COTABATO CITY, Maguindanao: Today, there will be the usual offering of prayers and flowers as the country remembers a dark blotch in its history: the cold-blooded murder of 58 people, 32 of them members of media.
Six years after the Maguindanao massacre, the families of those mowed down by a powerful clan continue to mourn and seek justice.
Maguindanao Gov. Esmael “Toto” Mangudadatu, whose wife Gennalyn was among those killed, vowed to continue the quest for justice.
“We vowed before the shallow graves of our loved ones to continue the fight for justice. We also promised each other to continue the fight for justice, though elusive for six years now,” Mangudadatu said.
For some, like Hope Teodoro, the long wait has been excruciating, especially with the death recently of one of the principal suspects and the alleged mastermind of the crime—former Maguindanao Gov. Datu Andal Ampatuan Sr.
But true to his name, Hope, whose father Andy Teodoro was among the members of the media believed killed by the private army of the Ampatuan clan on November 23, 2009, remains hopeful that justice will be served them. Teodoro was the News Bureau chief of the Mindanao Inquirer.
“It has been six years since the heinous crime happened, until now all the suspects remain as suspects,” Hope said.
He noted that Ampatuan Sr. died in jail without being convicted.
Hope called on President Benigno Aquino 3rd to make good his promise that the massacre suspects will be convicted before he steps down from Malacanang.
The murder cases against the Ampatuans and more than a hundred suspects are being tried in the sala of Quezon City Regional Trial Court Branch 221 Judge Jocelyn Solis-Reyes.
At least 80 other suspects remain at large.
Mangudadatu said his children have not gotten over the loss of their mother.
“They, too, want justice for everyone who were murdered together with their mother.
There is no closure until justice is attained,” he added.

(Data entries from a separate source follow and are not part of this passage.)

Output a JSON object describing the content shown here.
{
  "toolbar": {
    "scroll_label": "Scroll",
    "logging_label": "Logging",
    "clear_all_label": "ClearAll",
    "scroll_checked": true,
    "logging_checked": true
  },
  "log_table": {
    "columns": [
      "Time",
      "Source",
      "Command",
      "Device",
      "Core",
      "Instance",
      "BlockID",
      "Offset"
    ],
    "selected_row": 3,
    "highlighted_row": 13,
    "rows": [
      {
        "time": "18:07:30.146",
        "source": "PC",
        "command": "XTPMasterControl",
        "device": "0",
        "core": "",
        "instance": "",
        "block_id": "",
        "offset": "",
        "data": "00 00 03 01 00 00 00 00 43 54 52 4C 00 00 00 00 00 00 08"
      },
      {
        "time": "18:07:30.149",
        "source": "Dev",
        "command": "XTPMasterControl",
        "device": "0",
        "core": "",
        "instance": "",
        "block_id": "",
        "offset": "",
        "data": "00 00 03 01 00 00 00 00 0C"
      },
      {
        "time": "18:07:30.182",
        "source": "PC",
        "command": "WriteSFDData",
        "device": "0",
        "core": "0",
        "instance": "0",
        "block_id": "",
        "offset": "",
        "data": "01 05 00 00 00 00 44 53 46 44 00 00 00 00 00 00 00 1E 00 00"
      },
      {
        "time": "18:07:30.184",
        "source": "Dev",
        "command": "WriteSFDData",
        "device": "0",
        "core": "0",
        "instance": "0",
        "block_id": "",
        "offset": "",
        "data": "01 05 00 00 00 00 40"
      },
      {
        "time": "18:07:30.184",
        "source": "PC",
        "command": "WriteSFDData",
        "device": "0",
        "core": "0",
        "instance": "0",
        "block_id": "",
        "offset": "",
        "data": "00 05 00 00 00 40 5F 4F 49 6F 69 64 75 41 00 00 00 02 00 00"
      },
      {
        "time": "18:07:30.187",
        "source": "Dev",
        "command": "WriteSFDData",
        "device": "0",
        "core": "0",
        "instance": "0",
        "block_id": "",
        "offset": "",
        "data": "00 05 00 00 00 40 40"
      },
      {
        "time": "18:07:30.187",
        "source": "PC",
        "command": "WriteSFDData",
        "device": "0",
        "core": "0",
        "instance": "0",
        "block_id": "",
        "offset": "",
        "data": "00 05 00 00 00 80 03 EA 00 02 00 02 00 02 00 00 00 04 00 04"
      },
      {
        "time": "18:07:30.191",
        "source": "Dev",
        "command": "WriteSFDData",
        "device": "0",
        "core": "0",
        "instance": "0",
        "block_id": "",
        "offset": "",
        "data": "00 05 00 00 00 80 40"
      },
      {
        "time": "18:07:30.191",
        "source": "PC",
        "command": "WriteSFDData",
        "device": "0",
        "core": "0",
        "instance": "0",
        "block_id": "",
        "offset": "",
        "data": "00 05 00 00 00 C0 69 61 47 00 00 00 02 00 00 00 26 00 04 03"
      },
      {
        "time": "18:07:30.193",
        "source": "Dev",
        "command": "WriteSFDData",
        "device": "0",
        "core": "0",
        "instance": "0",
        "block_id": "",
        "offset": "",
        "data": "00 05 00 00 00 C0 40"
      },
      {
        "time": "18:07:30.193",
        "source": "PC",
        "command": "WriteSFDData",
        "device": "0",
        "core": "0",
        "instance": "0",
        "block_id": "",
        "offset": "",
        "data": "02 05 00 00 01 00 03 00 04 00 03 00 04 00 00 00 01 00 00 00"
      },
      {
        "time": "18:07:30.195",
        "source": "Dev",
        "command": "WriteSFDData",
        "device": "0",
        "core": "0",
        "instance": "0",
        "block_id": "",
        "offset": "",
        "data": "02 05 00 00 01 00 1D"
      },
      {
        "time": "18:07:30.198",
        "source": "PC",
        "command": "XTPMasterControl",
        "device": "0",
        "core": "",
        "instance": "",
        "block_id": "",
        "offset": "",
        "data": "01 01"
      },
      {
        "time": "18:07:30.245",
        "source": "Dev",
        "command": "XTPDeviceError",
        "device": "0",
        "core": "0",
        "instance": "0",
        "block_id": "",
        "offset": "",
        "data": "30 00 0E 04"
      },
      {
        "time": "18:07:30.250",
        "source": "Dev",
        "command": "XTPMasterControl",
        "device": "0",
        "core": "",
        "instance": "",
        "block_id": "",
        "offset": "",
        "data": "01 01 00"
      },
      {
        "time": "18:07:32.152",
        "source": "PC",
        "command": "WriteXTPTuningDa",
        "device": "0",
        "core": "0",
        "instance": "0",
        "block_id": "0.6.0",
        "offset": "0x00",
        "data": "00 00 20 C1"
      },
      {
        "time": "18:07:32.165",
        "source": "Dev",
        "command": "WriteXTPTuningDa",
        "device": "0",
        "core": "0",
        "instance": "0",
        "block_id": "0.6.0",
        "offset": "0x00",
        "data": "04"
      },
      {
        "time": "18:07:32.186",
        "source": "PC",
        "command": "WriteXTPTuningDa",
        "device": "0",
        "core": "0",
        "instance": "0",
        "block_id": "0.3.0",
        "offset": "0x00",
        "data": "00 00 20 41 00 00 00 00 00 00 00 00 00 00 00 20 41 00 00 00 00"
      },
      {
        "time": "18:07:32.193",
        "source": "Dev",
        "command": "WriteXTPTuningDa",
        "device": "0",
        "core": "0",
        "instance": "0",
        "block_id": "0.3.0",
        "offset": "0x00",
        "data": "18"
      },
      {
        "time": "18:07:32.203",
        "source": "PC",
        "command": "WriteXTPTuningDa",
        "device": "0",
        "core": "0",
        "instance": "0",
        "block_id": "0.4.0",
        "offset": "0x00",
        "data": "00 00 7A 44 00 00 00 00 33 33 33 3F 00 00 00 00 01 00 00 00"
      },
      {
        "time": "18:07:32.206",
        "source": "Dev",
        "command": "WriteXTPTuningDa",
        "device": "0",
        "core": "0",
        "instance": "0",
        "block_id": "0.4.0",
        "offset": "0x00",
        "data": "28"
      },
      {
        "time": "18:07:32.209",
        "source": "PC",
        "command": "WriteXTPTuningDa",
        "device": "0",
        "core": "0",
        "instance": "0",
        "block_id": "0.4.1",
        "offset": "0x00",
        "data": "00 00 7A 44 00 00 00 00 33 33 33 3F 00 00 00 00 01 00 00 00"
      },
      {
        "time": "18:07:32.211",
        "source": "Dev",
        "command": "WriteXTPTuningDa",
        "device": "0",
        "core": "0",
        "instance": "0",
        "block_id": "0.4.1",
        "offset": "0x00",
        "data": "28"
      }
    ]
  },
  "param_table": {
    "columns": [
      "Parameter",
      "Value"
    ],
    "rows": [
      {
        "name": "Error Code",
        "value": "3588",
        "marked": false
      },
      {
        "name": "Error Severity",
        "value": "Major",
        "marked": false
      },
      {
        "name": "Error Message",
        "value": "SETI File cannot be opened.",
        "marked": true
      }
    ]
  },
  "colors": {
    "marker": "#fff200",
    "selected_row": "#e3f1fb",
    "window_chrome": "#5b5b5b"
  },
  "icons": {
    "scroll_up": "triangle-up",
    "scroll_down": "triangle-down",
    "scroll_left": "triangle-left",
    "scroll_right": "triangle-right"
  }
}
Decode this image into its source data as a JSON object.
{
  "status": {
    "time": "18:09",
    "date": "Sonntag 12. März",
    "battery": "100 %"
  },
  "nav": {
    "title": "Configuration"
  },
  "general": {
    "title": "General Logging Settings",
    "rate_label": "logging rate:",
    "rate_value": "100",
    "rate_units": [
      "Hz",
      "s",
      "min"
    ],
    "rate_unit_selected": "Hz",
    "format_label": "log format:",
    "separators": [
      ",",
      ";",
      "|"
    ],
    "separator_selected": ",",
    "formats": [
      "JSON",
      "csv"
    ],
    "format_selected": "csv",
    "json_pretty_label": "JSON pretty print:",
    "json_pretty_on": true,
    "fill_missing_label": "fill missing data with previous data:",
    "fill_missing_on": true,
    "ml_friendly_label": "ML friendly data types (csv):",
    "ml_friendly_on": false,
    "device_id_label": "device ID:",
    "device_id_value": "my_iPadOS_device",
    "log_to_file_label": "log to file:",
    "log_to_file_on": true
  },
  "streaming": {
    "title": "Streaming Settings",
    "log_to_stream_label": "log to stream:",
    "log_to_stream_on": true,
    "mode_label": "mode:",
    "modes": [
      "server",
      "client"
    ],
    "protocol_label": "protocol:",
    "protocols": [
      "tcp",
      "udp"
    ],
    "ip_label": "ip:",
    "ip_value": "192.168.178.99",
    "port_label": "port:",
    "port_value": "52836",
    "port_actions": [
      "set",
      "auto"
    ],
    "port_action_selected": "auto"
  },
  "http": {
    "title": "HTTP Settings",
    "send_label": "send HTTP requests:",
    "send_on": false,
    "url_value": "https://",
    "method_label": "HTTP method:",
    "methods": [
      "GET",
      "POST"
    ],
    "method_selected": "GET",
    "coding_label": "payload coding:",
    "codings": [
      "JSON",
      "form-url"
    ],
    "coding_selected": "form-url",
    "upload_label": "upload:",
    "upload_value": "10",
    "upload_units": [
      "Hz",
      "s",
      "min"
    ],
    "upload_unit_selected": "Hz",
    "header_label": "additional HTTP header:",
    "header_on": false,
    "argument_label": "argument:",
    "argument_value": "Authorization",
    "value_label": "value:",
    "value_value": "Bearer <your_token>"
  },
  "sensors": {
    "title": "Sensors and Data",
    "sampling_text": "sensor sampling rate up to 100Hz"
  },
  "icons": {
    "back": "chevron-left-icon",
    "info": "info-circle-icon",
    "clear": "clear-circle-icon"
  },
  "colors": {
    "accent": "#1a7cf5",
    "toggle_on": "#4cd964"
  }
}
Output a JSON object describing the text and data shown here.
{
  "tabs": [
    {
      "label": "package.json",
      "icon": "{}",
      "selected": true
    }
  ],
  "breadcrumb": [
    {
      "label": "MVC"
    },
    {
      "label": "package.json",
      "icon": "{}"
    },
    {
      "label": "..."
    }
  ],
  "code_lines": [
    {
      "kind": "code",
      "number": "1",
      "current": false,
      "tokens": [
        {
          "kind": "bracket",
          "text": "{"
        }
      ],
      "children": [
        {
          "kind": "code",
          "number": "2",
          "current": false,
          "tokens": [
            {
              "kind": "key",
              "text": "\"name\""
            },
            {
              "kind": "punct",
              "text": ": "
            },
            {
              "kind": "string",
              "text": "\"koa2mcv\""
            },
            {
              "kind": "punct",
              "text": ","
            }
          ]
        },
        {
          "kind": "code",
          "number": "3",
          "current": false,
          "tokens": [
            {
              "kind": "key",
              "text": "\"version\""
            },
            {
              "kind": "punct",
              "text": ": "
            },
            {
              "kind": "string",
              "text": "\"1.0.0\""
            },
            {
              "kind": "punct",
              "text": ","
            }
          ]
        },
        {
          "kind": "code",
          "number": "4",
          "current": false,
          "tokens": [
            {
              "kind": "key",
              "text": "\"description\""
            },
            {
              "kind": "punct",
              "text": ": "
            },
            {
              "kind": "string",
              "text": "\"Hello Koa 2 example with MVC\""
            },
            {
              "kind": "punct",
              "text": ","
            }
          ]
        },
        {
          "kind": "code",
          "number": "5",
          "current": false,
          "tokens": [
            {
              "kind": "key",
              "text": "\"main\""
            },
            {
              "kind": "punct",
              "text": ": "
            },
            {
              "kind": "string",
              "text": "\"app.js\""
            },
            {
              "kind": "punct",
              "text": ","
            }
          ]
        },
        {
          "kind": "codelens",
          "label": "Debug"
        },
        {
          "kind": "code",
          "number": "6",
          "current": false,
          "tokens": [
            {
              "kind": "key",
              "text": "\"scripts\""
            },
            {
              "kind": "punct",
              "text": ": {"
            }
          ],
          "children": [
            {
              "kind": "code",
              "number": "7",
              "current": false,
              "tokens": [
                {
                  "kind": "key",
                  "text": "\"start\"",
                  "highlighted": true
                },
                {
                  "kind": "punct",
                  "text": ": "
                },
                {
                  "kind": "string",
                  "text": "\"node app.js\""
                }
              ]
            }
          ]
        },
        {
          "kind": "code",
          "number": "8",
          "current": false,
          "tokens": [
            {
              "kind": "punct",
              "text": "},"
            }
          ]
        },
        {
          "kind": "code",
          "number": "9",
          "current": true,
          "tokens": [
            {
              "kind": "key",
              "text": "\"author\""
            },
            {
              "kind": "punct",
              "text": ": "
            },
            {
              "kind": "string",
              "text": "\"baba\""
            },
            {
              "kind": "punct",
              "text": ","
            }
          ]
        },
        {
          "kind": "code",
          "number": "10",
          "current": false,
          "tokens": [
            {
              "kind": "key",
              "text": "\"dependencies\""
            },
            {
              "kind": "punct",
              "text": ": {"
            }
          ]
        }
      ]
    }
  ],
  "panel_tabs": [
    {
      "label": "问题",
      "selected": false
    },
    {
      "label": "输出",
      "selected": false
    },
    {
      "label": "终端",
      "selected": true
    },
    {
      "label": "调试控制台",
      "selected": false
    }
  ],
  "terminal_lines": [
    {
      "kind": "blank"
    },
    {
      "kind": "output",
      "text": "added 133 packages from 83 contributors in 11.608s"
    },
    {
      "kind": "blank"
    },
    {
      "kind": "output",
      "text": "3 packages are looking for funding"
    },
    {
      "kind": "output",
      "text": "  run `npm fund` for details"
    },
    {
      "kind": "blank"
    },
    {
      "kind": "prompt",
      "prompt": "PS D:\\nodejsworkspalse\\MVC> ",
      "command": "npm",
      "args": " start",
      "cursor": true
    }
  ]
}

Mangudadatu, who also lost his two sisters in the massacre, admitted that justice remains an “elusive dream” but they are not losing hope. He urged the families of other victims not to give up the fight.
“It’s been too long since the prosecution rested the case against some of the accused.
Obviously, the defense is delaying the presentation of its evidence resulting in the delay of the resolution of the bail of Andal ‘Unsay’ Ampatuan Jr.,” he said.
“Once the bail petition of Unsay is resolved, the prosecution can rest its presentation of evidence and the court will hand down the verdict,” Mangudadatu explained. “We are not losing hope.”
The governor said he and his children last week visited the mass grave where the victims were buried.
The mass grave, located in Sitio Masalay, Barangay Salman, Ampatuan town, is now surrounded with banana plantations and trees.
This morning, Mangudadatu and the families of the other victims will again converged on the mass grave to pray and offer flowers for the victims.
In the evening, there will be a media fellowship and tribute in Buluan, Maguindanao, to commemorate the massacre.
John Unson, vice president for print media of the Kampilan 6th Infantry Division Press Corps in Camp Siongco, Datu Odin Sinsuat, Maguindanao, said their members as well as the National Union of Journalists of the Philippines (NUJP) Cotabato Chapter headed by Carlos Bautista will show their solidarity with the relatives of the victims.
“We are joining NUJP in the call to speed up the hearings and beyond that to end impunity,” Bautista said.
“We wish there will be a conviction before President Benigno Aquino 3rd steps down on June 30, 2016. The proper dispensation of justice will also remind people that the media deserves protection from the government,” Unson said.
Journalists and musicians from the cities of Davao, General Santos, Koronadal, Kidapawan and Cotabato will also pay tribute to the victims of the massacre on Monday night in in Buluan.